Sometimes I curse the fact we live South. The only thing our streets are paved with is Lucozade bottles and Wrigley’s, and it takes seven buses to reach Haymarket. But lately things have started to look up for our endz, with Peckham piquing the interest of people who actually seem to know what the craic is with a saucepan.

To qualify, Frank’s; Peckham Refreshment Rooms and Kerb (the street food mini fest) are all putting in a good word for SE eats. But hey — they’re just the poster boys. Wander a bit further into darkest Peck-nam and you’ll hit Peckham Bazaar. The concept (and yeah, fuck concepts) is that they’ll buy good ingredients and do interesting things with them. You arrive at the most unassuming frontage, and hope for a spot in the yard where the barbecue is.

We sat inside for a while until some outside space came free. The interior’s akin to visiting a new neighbour that hasn’t got round to unpacking — a motley of domestic furniture, used plates and a MacBook Air spinning Spotify tunes. The cat, Bishu, pads around introducing himself. On a balmy evening it’s worth waiting for the patio space.

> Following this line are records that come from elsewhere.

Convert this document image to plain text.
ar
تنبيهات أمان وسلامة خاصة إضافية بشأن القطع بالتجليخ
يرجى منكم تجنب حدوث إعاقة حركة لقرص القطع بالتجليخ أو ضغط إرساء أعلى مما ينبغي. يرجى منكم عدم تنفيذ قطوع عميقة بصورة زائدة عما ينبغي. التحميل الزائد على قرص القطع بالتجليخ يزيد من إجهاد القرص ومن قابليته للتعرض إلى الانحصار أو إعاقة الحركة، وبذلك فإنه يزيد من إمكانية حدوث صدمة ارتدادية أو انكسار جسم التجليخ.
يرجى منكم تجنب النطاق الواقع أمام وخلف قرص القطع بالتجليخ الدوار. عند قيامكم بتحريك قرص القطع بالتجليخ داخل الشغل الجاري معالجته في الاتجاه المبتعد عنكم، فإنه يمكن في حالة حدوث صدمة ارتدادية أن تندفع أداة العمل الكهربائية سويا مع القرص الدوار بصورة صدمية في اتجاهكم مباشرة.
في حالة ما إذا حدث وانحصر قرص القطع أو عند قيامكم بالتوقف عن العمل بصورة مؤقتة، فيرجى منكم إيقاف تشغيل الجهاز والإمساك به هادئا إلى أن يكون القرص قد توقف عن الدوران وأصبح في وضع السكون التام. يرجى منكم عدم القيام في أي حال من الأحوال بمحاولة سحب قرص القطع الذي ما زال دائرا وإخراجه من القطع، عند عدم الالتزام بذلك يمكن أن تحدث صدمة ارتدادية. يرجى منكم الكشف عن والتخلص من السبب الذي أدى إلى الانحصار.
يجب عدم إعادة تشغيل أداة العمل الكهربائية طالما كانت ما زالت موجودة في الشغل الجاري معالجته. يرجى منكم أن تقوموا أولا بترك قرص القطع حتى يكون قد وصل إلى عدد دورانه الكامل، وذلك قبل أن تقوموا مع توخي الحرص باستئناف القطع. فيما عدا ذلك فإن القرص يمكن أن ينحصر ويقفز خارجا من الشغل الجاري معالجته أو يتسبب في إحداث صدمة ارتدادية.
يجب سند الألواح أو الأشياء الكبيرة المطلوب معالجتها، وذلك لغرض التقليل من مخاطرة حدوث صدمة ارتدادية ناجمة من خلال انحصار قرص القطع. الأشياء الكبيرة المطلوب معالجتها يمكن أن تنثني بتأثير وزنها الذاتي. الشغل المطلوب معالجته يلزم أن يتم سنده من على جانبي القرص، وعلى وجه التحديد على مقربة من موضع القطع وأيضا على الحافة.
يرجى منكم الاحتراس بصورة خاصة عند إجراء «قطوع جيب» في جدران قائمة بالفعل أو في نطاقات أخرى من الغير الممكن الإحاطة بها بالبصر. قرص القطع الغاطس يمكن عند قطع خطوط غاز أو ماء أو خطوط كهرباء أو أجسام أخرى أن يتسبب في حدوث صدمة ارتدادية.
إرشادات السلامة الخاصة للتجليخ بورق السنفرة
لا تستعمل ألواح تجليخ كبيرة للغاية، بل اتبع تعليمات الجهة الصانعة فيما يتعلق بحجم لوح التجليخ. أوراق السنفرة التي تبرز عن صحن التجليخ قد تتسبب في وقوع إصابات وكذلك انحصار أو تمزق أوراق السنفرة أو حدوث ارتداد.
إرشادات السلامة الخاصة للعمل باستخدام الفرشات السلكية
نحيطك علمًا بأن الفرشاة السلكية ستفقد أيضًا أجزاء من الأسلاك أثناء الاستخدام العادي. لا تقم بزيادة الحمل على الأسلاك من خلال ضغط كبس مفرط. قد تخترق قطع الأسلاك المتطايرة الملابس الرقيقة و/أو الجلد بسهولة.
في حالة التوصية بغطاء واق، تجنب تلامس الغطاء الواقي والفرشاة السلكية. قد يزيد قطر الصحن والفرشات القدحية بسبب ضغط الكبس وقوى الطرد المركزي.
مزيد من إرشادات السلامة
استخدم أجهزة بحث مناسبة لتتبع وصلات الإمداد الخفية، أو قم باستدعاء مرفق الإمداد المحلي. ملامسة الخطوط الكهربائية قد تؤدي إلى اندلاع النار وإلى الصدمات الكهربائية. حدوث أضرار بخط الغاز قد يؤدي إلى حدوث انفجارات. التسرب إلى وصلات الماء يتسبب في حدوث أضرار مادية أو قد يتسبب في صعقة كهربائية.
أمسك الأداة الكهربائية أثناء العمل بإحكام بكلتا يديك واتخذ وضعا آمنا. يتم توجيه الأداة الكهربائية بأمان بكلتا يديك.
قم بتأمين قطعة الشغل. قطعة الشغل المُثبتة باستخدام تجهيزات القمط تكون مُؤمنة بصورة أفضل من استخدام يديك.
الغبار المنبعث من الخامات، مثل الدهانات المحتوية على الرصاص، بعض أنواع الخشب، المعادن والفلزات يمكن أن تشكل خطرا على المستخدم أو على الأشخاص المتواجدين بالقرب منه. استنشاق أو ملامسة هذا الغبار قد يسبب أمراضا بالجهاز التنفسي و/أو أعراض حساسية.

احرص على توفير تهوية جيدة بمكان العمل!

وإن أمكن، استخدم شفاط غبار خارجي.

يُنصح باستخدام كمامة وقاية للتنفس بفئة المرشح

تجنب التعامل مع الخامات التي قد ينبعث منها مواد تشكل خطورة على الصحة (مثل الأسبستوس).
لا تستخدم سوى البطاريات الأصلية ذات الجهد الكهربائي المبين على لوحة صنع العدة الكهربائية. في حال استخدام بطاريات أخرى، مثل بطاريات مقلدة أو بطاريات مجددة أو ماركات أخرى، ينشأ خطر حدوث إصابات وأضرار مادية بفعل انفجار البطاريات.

We had pork souvlaki with pickled carrot salad, fennel and tzatziki to start. Mains were octopus and prawns with a fava bean purée-cum-mash, and a pork and veal meatball. Dukkah and zhatar pinch pots invite liberal sprinkling. Each dish had a subtlety and nuanced flavour that belies the barbecue tag. Here, the punches of protein don’t dominate, rather they hold equal weight with their considered accompaniments.

There’s a buzz about the area that’ll continue to bring in new faces. But for us, Peckham Bazaar is a local treat, more like visiting a friend than a restaurant.